La piccola discussione nata nell'altro topic mi serve a introdurre un argomento molto delicato che ha a che fare con l'essenza intima di un racconto: l'
UMILTA' INTELLETTUALE.
Nonostante sembri qualcosa di negativo, e paia prescindere da un atteggiamento superbo e vanitoso, in realtà è qualcosa di molto più "umano", ed è una caratteristica piuttosto tipica negli scrittori dilettanti. Vediamo un po' di cosa si tratta.
Quando si scrive, specie quando lo si fa di getto, non è raro che sì commettano degli errori, e questo lo sappiamo; ma mentre quelli "classici", come grammatica e sintassi, si possono risolvere con un'adeguata rilettura del proprio lavoro, ce ne sono altri un tantinello più gravi e subdoli, perché radicati nella nostra mentalità.
Ci può capitare infatti di non trovare un termine adatto per descrivere qualcosa; così frughiamo nella nostra mente e scegliamo di getto quello che ci sembra più vicino al concetto che desideriamo esprimere, senza curarci che questo sia esatto.

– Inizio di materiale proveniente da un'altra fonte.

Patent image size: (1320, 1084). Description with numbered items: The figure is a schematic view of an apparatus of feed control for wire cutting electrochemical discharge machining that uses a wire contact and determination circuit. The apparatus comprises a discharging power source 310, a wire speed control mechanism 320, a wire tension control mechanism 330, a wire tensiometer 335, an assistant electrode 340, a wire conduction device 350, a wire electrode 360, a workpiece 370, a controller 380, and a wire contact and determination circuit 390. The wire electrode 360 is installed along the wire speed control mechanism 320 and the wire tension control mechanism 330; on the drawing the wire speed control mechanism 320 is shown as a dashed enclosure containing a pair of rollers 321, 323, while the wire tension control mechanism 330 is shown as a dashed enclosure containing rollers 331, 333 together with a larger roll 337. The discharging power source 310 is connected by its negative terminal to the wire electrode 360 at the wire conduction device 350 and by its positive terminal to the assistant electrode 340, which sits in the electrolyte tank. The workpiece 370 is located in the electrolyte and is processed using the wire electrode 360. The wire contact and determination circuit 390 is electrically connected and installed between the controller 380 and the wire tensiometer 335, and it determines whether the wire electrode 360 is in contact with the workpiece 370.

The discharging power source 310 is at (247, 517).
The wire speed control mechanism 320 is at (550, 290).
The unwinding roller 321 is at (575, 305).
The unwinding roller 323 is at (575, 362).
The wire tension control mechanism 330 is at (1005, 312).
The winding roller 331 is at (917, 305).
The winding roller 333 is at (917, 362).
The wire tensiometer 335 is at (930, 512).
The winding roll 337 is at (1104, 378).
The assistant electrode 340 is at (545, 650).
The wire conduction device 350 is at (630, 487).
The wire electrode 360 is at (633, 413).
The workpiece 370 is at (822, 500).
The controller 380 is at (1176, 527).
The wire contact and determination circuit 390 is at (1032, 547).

La stessa cosa può capitare, per esempio, con intere frasi o addirittura a livello concettuale e stilistico: siccome una cosa ci sembra andar bene la lasciamo là.
Questo, seppur piuttosto comune, è comunque un errore piuttosto grave: bisogna sempre ricordare che la parte principale nella vita di un racconto NON la fa uno scrittore, ma chi ne fruisce... e un elemento che a livello soggettivo va bene a noi che scriviamo potrebbe non andare bene a livello oggettivo.
Per questo sarebbe utile, quando si scrive, cercare di essere il più oggettivi possibile, imparando ad essere automaticamente critici nei confronti di se stessi.
Naturalmente, in questa sede nessuno vi chiederà di essere perfetti; ma essere umilmente autocritici (e, possibilmente, tenere SEMPRE vicini dizionari, manuali di sintassi e mooooolte letture
) è la chiave per essere un bravo scrittore a tutti i livelli.